May 10, 2008
Adriana Ramirez, 31, hails from rural Columbia, near Manizales, where she completed a four-year nursing degree. She also nursed and volunteered in several rural clinics in areas where poverty was rampant.
Ramirez and her father were both politically involved. Her political party helped support her work with the poor, in the form of money for vaccines and basic supplies. Her father, a worker in a huge coffee plantation, got into trouble for his political activism and his efforts to encourage the peasants to vote for change.
The Ramirez family – Adriana's parents and two sisters – flew to Miami in 2002, where they applied for refugee status. The Americans turned them down, so the family headed north, crossed the border into Ontario and were accepted as refugees in August 2004.

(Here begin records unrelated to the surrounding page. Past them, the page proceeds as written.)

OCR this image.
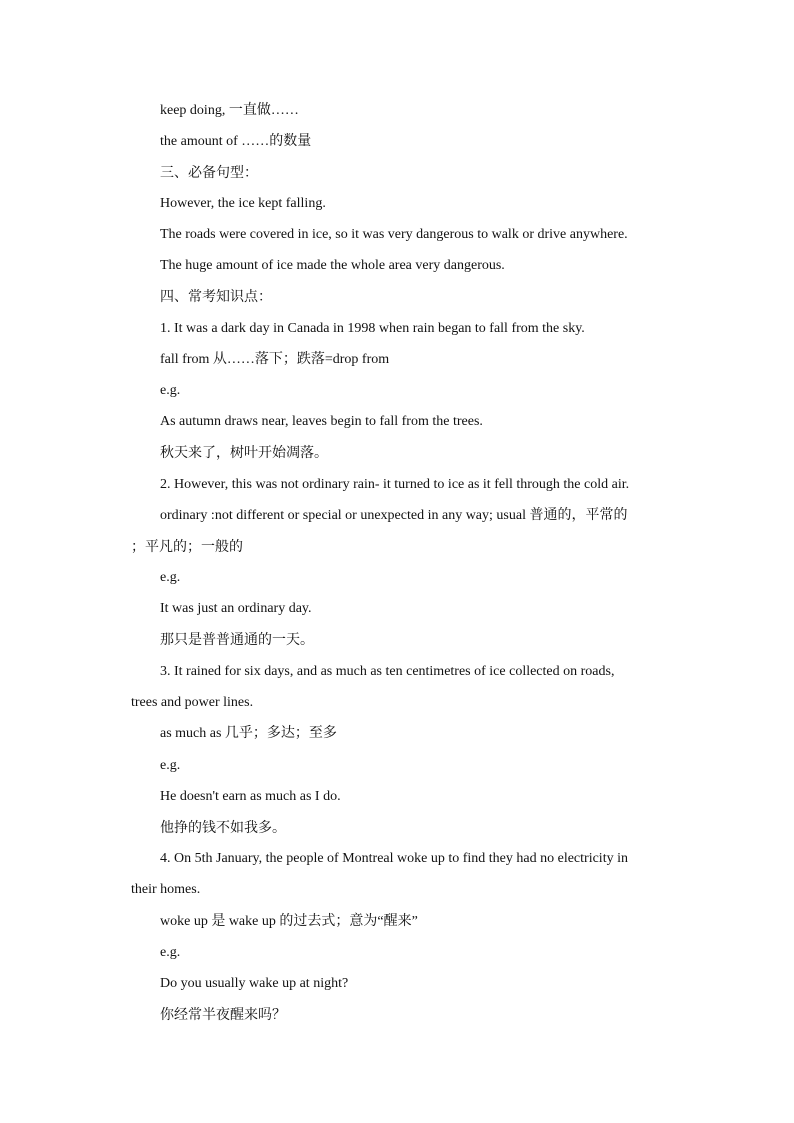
keep doing, 一直做……
the amount of ……的数量
三、必备句型：
However, the ice kept falling.
The roads were covered in ice, so it was very dangerous to walk or drive anywhere.
The huge amount of ice made the whole area very dangerous.
四、常考知识点：
1. It was a dark day in Canada in 1998 when rain began to fall from the sky.
fall from 从……落下；跌落=drop from
e.g.
As autumn draws near, leaves begin to fall from the trees.
秋天来了，树叶开始凋落。
2. However, this was not ordinary rain- it turned to ice as it fell through the cold air.
ordinary :not different or special or unexpected in any way; usual 普通的，平常的
；平凡的；一般的
e.g.
It was just an ordinary day.
那只是普普通通的一天。
3. It rained for six days, and as much as ten centimetres of ice collected on roads,
trees and power lines.
as much as 几乎；多达；至多
e.g.
He doesn't earn as much as I do.
他挣的钱不如我多。
4. On 5th January, the people of Montreal woke up to find they had no electricity in
their homes.
woke up 是 wake up 的过去式；意为“醒来”
e.g.
Do you usually wake up at night?
你经常半夜醒来吗？
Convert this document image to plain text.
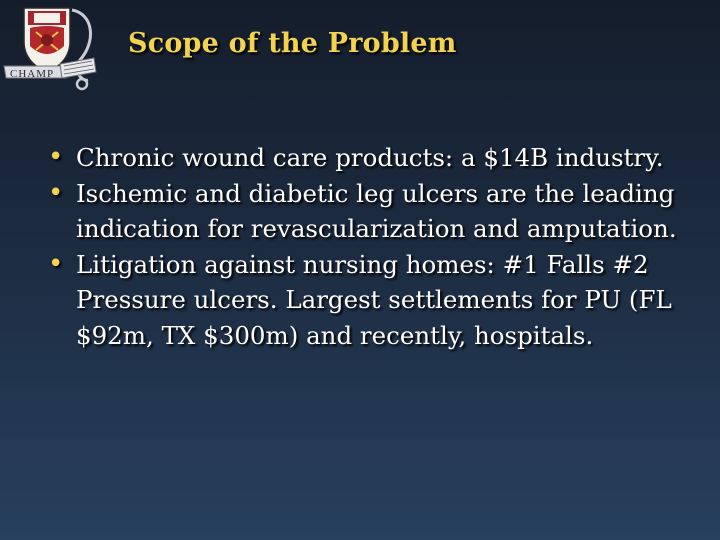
CHAMP
Scope of the Problem
• Chronic wound care products: a $14B industry.
• Ischemic and diabetic leg ulcers are the leading indication for revascularization and amputation.
• Litigation against nursing homes: #1 Falls #2 Pressure ulcers. Largest settlements for PU (FL $92m, TX $300m) and recently, hospitals.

The family settled in Fort Erie. Ramirez and her parents started English lessons, while the younger girls were enrolled in a high school. After two years of English lessons, Ramirez began to look for information about a nursing career in Ontario.
In Niagara Region, she couldn't find any information at any agency, so she scoured the Internet and was eventually directed to an 18-month retraining course (leading to a BScN), at Mohawk College in Hamilton in collaboration with McMaster University. In January, after completing this program and passing her RN test, Ramirez received her licence to practise.
Immediately, she landed a job at St. Joseph's Hospital in Hamilton as a general nurse. She says she got her job so quickly because she went in person to the hospital's human resources office, rather than mailing an application.
Ramirez is now in the phrenology (renal) unit.
"I'm very happy,'' she says. "Nursing is my passion."